[HN Gopher] Tell HN: A case of negative SEO I caught on my servi...
       ___________________________________________________________________
        
       Tell HN: A case of negative SEO I caught on my service and how I
       dealt with it
        
       Recently, my service https://next-episode.net experienced a huge
       drop in Google rankings. As I've been running it for more than 15
       years, this is far from the first time this has happened. Usually
       I've been able to attribute big fluctuations (positive or negative)

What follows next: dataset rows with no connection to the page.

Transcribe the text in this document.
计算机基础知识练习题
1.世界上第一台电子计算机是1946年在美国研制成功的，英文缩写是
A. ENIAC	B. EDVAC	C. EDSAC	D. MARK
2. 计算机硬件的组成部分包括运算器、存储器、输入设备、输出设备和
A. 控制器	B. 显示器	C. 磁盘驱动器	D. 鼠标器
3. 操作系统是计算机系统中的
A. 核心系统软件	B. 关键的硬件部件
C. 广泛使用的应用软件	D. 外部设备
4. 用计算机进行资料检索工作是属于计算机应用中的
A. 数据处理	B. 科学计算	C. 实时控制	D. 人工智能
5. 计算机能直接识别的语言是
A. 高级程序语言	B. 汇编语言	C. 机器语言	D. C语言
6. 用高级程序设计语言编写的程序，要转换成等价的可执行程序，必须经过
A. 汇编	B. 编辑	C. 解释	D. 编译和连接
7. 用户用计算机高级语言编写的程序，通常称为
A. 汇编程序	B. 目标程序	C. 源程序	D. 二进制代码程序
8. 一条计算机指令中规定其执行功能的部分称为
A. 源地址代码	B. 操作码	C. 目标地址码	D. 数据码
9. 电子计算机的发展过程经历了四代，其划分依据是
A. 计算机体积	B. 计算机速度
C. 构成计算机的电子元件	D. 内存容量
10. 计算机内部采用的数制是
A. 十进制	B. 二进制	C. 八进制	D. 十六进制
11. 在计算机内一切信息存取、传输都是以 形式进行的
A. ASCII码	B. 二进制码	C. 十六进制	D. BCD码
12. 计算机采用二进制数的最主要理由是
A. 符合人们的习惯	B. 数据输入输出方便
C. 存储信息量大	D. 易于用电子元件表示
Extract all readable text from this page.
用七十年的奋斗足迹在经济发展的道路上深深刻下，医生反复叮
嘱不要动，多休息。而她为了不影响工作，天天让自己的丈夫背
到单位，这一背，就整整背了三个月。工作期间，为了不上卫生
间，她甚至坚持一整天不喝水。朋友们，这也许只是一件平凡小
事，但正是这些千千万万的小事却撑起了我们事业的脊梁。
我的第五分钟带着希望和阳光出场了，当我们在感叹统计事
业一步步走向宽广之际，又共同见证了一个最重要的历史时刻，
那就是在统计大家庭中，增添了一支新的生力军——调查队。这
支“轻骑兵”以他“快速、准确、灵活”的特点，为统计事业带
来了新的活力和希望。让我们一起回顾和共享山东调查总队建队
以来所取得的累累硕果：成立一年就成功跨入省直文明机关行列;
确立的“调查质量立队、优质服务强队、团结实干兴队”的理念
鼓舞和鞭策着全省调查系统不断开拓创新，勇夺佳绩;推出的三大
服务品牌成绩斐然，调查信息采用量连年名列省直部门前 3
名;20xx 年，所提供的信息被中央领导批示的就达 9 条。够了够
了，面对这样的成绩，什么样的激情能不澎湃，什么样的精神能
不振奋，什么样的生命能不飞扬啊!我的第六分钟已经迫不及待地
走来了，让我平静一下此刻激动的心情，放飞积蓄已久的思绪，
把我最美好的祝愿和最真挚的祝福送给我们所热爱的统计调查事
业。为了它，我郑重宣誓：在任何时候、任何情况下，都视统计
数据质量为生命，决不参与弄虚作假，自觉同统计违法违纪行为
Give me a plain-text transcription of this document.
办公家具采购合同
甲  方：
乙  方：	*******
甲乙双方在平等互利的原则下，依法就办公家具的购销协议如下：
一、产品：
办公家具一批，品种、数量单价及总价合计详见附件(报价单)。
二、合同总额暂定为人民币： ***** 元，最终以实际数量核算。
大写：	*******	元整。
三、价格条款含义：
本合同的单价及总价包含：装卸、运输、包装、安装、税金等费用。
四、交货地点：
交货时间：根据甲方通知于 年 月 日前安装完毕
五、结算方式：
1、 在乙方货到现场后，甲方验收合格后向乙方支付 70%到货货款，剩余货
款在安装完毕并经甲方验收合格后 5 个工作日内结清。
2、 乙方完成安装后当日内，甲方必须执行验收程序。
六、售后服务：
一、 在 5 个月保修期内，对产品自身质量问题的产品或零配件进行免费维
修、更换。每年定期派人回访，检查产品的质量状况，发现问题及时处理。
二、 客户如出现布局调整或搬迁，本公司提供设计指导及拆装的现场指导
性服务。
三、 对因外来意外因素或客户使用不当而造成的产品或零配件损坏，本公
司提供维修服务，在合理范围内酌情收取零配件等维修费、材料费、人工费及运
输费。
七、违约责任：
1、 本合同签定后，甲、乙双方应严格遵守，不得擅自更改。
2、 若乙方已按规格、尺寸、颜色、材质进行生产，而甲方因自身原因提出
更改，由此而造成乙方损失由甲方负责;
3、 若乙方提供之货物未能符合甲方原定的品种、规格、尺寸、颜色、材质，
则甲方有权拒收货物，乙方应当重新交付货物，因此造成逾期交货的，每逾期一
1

       either to something I did, a Google algo change, or some external
       factor.  For example, about 2 years ago, something similar
       happened. While digging through my Search Console I discovered that
       Russian websites generated thousands of links pointing to a page on
       Next Episode with pornographic keywords used as link anchors. This
       was so effective that they managed to get those keywords to the top
       of the "Top linking text" in Google Search Console - naturally
       (most likely) resulting in drop in rankings for the regular
       keywords and the domain in general.  About a week ago, while trying
       to investigate the current drop in rankings and browsing through my
       "Latest links" external links export from Google Search Console, I
       noticed something funny. There were thousands of links in there
       (from 3 domains) following the same structure as on Next Episode:
       domain/show-name domain/show-name/browse domain/show-name/season-1,
       etc.  Following these links revealed something even funnier: all of
       them displayed content directly from my site! Not even
       scraped/cached content - they were dynamically pulling content from
       my server and displaying it on their domain. Even the search
       worked, the news archive and the top charts. Here is a list of
       those domains as an image: https://i.imgur.com/PjNKh0b.png. I've
       since blocked their access, so opening any of them will not show my
       website right now, but here is how it looked:
       https://i.imgur.com/HBiL3yh.png  Now, my first thought was that
       those were maybe scraping the content as part of a link farm (to
       spam with ads?), but I also wanted to know more. I experimented
       with Google searches that included pages from my website, like "Hot
       Shows - Next Episode" and ones with very specific news posts
       subjects like "Streaming Services Availability added to Episodes
       and Movies" (posted in September last year). Imagine my surprise
       when I discovered that not only the domains above were indexed by
       Google (and were listed in the Search results), but there were 4-5
       more domains that did the same thing and some of them even
       outranked mine!  Here is a full list of domains that I discovered
       by searching for my news posts subjects:
       https://i.imgur.com/dAm1CzI.png. If you Google for site:domain.com
       you'll see some of them have thousands of pages indexed by Google.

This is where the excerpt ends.